ある音楽人的日乗

「音楽はまさに人生そのもの」。ジャズ・バー店主、認定心理カウンセラー、ベーシスト皆木秀樹のあれこれ

People Get Ready

2012年08月13日 | 名曲

【Live Information】 


ぼくの信仰心なんて、薄いというか、軽いというか、無いに等しいのですが、それでも「こういうふうに生きてゆきたい」とか「こんな人間になりたい」という気持ちはいつでも持っています。
ぼくの周りにも「宗教」という名の「慾」にがんじがらめになって、本来感じられるはずの愛からも平和からも結果的には遠ざかっている方々がおられます。
そういう方は往々にして「幸せ=なにか(お金、健康、地位etc)が手に入ること」と思っていたり、「自分の信仰している宗教が絶対」という信念のもとに他の宗教・宗派を(攻撃的に)否定したりしているので、むしろその独善的な考え方によって辟易させられていることが多いです。


逆に、ぼくの知人の何人かは真摯に宗教に身をゆだねておられます。
その方々に共通しているのは、「幸せ」が来るかどうかが問題なのでなく、ただ自分を磨くこと・深めることで悔いのない人生を歩もうとしているところです。
その結果、心の中に平和がもたらされ、愛をもって生きてゆけるのでしょう。


たいして自慢できるもののないぼくですが、残された人生の量について考えざるを得ない年代にさしかかった今、やれるだけのことはやり尽すこと、そして自分の中のよけいなものを削ぎ落とすこと、ひとまずこのふたつをテーマにしてゆこうと思っています。
ただしぼくはどう取り繕っても聖人君子にはなれませんし、たくさんの過ちを犯してきた、どこにでもいる俗物でしかありません。
でも、ひとつでもこの世への借りを返し、最後の時は心残りのないようにして迎えたい、という思いは日ごとに増しています。
言葉にするとおおげさですが、ただ当り前のことをきちんとやっていきたい、ってことなのです。
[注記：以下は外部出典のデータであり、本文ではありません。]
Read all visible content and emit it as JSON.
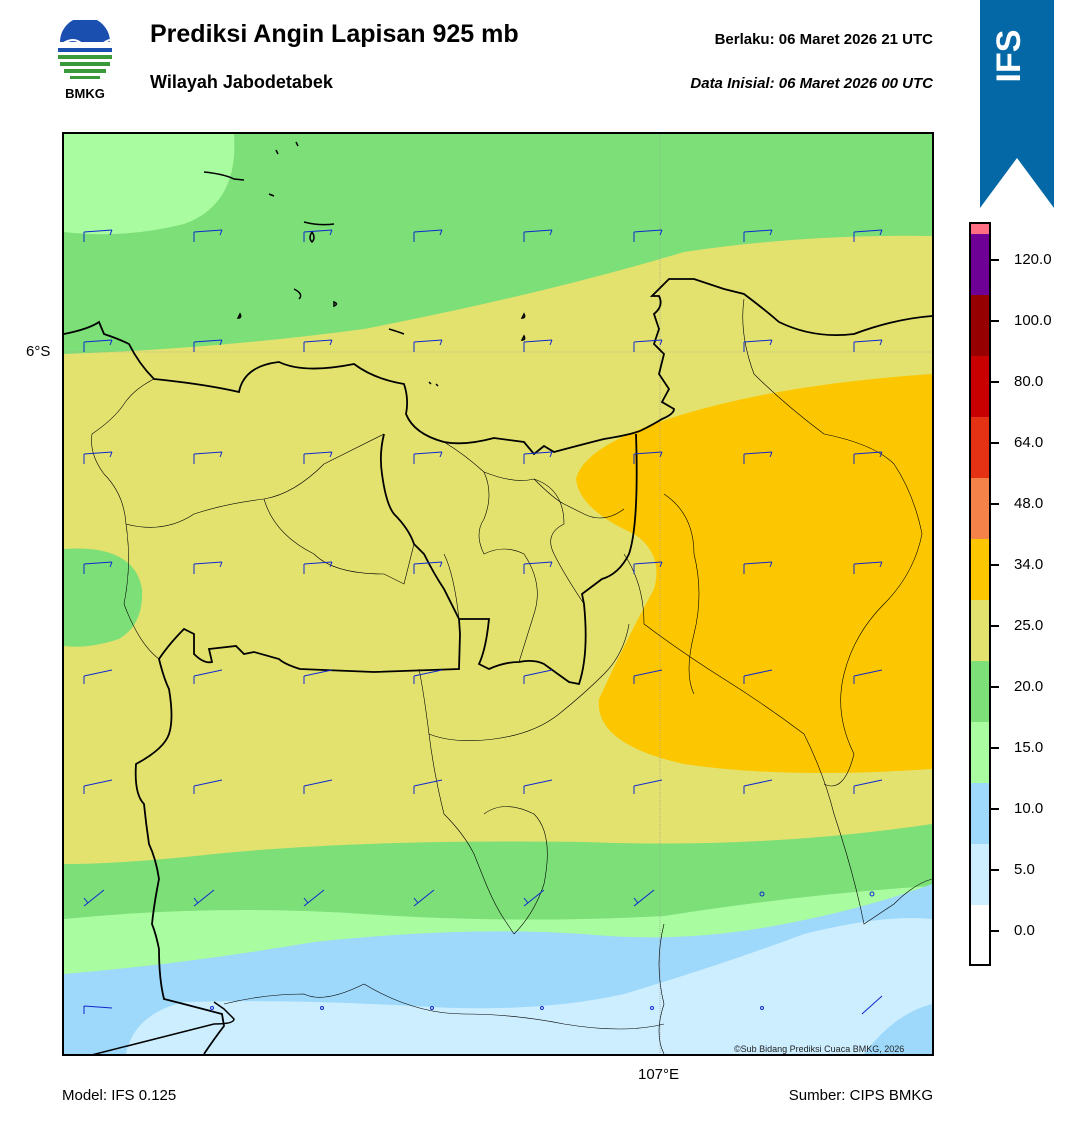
{
  "header": {
    "title": "Prediksi Angin Lapisan 925 mb",
    "region": "Wilayah Jabodetabek",
    "valid_label": "Berlaku:  06 Maret 2026 21 UTC",
    "init_label": "Data Inisial:  06 Maret 2026 00 UTC",
    "logo_text": "BMKG",
    "model_badge": "IFS"
  },
  "map": {
    "lat_label": "6°S",
    "lon_label": "107°E",
    "copyright": "©Sub Bidang Prediksi Cuaca BMKG, 2026"
  },
  "colorbar": {
    "ticks": [
      "0.0",
      "5.0",
      "10.0",
      "15.0",
      "20.0",
      "25.0",
      "34.0",
      "48.0",
      "64.0",
      "80.0",
      "100.0",
      "120.0"
    ],
    "colors": [
      "#ffffff",
      "#cceeff",
      "#9ed8fa",
      "#aafca0",
      "#7cdf78",
      "#e3e26f",
      "#fcc700",
      "#f58248",
      "#e63214",
      "#c80000",
      "#960000",
      "#6e0096",
      "#ff6e82"
    ]
  },
  "footer": {
    "model": "Model: IFS 0.125",
    "source": "Sumber: CIPS BMKG"
  },
  "colors": {
    "ribbon": "#0568a6",
    "barb": "#1028d0"
  }
}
「People Get Ready」は、カーティス・メイフィールドのペンによるR&Bの名曲です。
カーティスが当時所属していたソウル・ヴォーカル・グループのインプレッションズが1965年に発表、全米14位のヒットを記録しました。
この曲はインプレッションズを代表する曲というだけでなく、R&Bの名曲として知られています。
カーティス・メイフィールドが1970年にソロとなったのちには、彼のライヴでの重要なレパートリーのひとつになりました。
まさにゴスペルそのものといった曲で、実際に教会で歌われることも往々にしてあるそうです。





ゴスペルとは「God Spell」、つまり「神の言葉」です。
一般的にはプロテスタントのアフリカ系アメリカ人が歌う、神への賛辞と信仰を込めた賛美歌のことだと言っていいでしょう。
苦難に満ちた人生を送らざるを得なかった彼らにとって、暗闇の中に射しこんでくる一条の光、それがゴスペルだと教わりました。文字通り、彼らにとっての救い、あるいは希望の光だったわけです。
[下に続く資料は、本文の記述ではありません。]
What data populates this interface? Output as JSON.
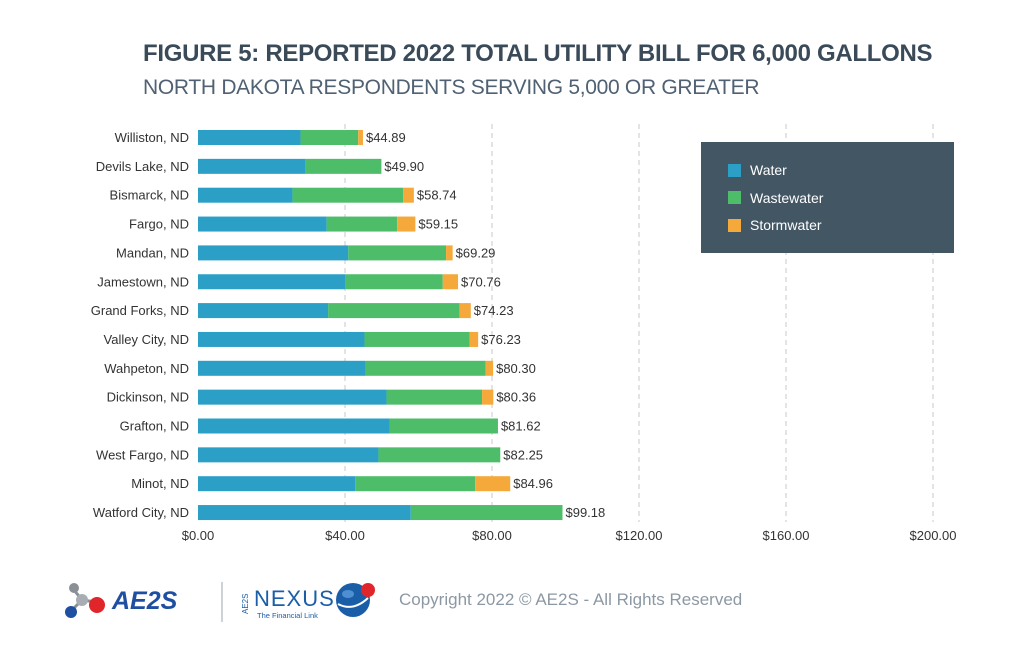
{
  "title": "FIGURE 5: REPORTED 2022 TOTAL UTILITY BILL FOR 6,000 GALLONS",
  "subtitle": "NORTH DAKOTA RESPONDENTS SERVING 5,000 OR GREATER",
  "chart_data": {
    "type": "bar",
    "orientation": "horizontal",
    "stacked": true,
    "title": "FIGURE 5: REPORTED 2022 TOTAL UTILITY BILL FOR 6,000 GALLONS",
    "subtitle": "NORTH DAKOTA RESPONDENTS SERVING 5,000 OR GREATER",
    "categories": [
      "Williston, ND",
      "Devils Lake, ND",
      "Bismarck, ND",
      "Fargo, ND",
      "Mandan, ND",
      "Jamestown, ND",
      "Grand Forks, ND",
      "Valley City, ND",
      "Wahpeton, ND",
      "Dickinson, ND",
      "Grafton, ND",
      "West Fargo, ND",
      "Minot, ND",
      "Watford City, ND"
    ],
    "series": [
      {
        "name": "Water",
        "color": "#2c9fc7",
        "values": [
          27.9,
          29.3,
          25.7,
          35.0,
          40.9,
          40.2,
          35.4,
          45.3,
          45.6,
          51.3,
          52.1,
          49.1,
          42.8,
          57.9
        ]
      },
      {
        "name": "Wastewater",
        "color": "#4dbd6a",
        "values": [
          15.7,
          20.6,
          30.1,
          19.2,
          26.6,
          26.4,
          35.8,
          28.6,
          32.7,
          26.0,
          29.52,
          33.15,
          32.6,
          41.28
        ]
      },
      {
        "name": "Stormwater",
        "color": "#f4a93a",
        "values": [
          1.29,
          0.0,
          2.94,
          4.95,
          1.79,
          4.16,
          3.03,
          2.33,
          2.0,
          3.06,
          0.0,
          0.0,
          9.56,
          0.0
        ]
      }
    ],
    "totals_labels": [
      "$44.89",
      "$49.90",
      "$58.74",
      "$59.15",
      "$69.29",
      "$70.76",
      "$74.23",
      "$76.23",
      "$80.30",
      "$80.36",
      "$81.62",
      "$82.25",
      "$84.96",
      "$99.18"
    ],
    "xlim": [
      0,
      200
    ],
    "x_ticks": [
      0,
      40,
      80,
      120,
      160,
      200
    ],
    "x_tick_labels": [
      "$0.00",
      "$40.00",
      "$80.00",
      "$120.00",
      "$160.00",
      "$200.00"
    ],
    "grid": "vertical dashed",
    "legend_position": "top-right"
  },
  "footer": {
    "logo_ae2s_text": "AE2S",
    "logo_nexus_small": "AE2S",
    "logo_nexus_text": "NEXUS",
    "logo_nexus_tagline": "The Financial Link",
    "copyright": "Copyright 2022 © AE2S - All Rights Reserved",
    "colors": {
      "ae2s_blue": "#1f4fa0",
      "ae2s_red": "#e0262b",
      "nexus_blue": "#1a5ea8",
      "divider": "#9aa4ad"
    }
  }
}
インプレッションズのヴァージョンと並んでぼくが好きなのは、ジェフ・ベックとロッド・スチュワートが1985年に共演したカヴァー・ヴァージョンです。





ジェフにしてもロッドにしても、ロック史上、いや20世紀の音楽史上に残る偉大なミュージシャンです。
シンプルだけれど侵し難い存在感を持ったジェフのギターには息を呑むばかり。テーマをとるロッドのヴォーカルは相変わらずハスキーでソウルフル。そして長年のキャリアを濃縮したような、安らぎとエネルギーがあります。歌に絡むジェフのギターの温かさもこのうえなしです。
間奏のジェフのソロも、思いのたけを吐き出すかのようなエモーショナルな響きに満ちています。
心の穏やかさ、喜び、静かな勇気、生きる力。導かれるものの多い曲ではないでしょうか。
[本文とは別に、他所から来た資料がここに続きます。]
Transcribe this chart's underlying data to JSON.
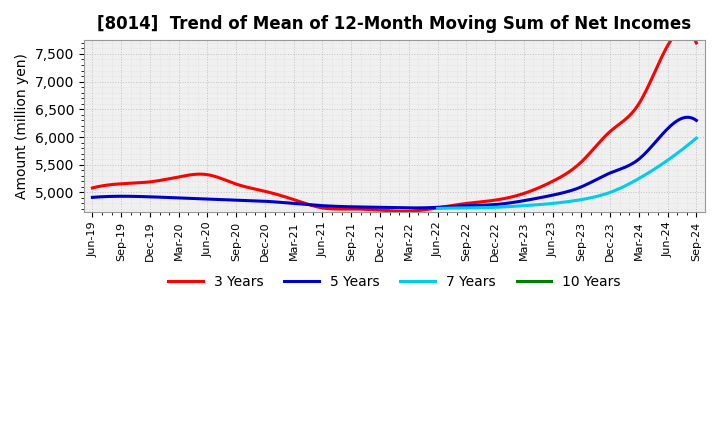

もともとジェフは、この曲はギター・インストゥルメンタルにしたかったらしいのですが、レコード会社のOKが出ませんでした。そんな時にでヴォーカリストとして名乗りを上げたのが、かつての盟友ロッド・スチュアートだったのです。
1960年代後半には「ジェフ・ベック・グループ」の両輪として活躍していたジェフとロッドですが、個性の強いこのふたりが並び立つはずもなく、数年後にはいわばケンカ別れ。しかし17年の時を経て行われた再会セッションでは、さすがは実力者のふたりだけあって、感動的な作品が生み出されました。ただし紆余曲折あって、この後にふたりはまたもそれぞれの道を歩むことになるのですが・・・
ともかくもこの共演は、ジェフの1985年のアルバム「フラッシュ」にも、ロッドのベスト・アルバムにも収録されています。相容れないふたりではあるものの、それぞれがアルバムに収めているということはどういうことか思いを馳せてみると、少々感慨深いものがありますね。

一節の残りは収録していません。